It's impossible to describe how changing a given subspace, either in the activations or weights, impacts an ordinary model. Extracted features, either with supervised (probes) or unsupervised (dictionary learning) techniques, have no guarantees about their utility downstream. This means a combination of ablations and qualitative analysis is required to understand what a feature does.

For compositional networks, the downstream impact for any feature can be computed exactly. This can be used to order subspaces in the weights by global importance, just like SVD does for a linear model.

Summary

In short, many metrics become tractable (and even fast) to compute. While this can be used toward deep learning science, this book focusses on their interpretability. We refer to such methods under the umbrella name of 'compositional interpretability'.

Specifically, this is a 3-layer model trained on the street-view house number (SVHN) dataset. ↩

Introduction

Who is this book for?

This book is aimed primarily at (mechanistic) interpretability researchers. It serves as an informal tutorial to compositional interpretability.

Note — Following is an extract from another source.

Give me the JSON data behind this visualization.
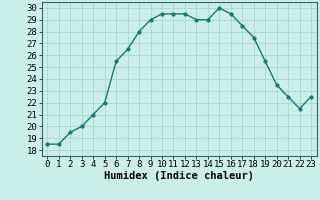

Familiarity with the following topics is assumed.

Linear algebra, specifically matrix decompositions
Deep learning, specifically architecture design
Common interpretability techniques and challenges

While the book should be accessible without any of the above, it will require some googling.

This book is in beta and may have a somewhat steep learning curve. For instance, lots of notation is required to properly understand the used methods. We're actively looking for feedback on how to improve this.

What to expect from this book?

This book roughly consists of 3 parts.

Combining the advantages of tensor networks and neural networks
Leveraging compositionality in tensor networks toward interpretability
Experimenting on real-world models to find interesting mechanisms

The book is design with sequential reading in mind (and less as a lookup table).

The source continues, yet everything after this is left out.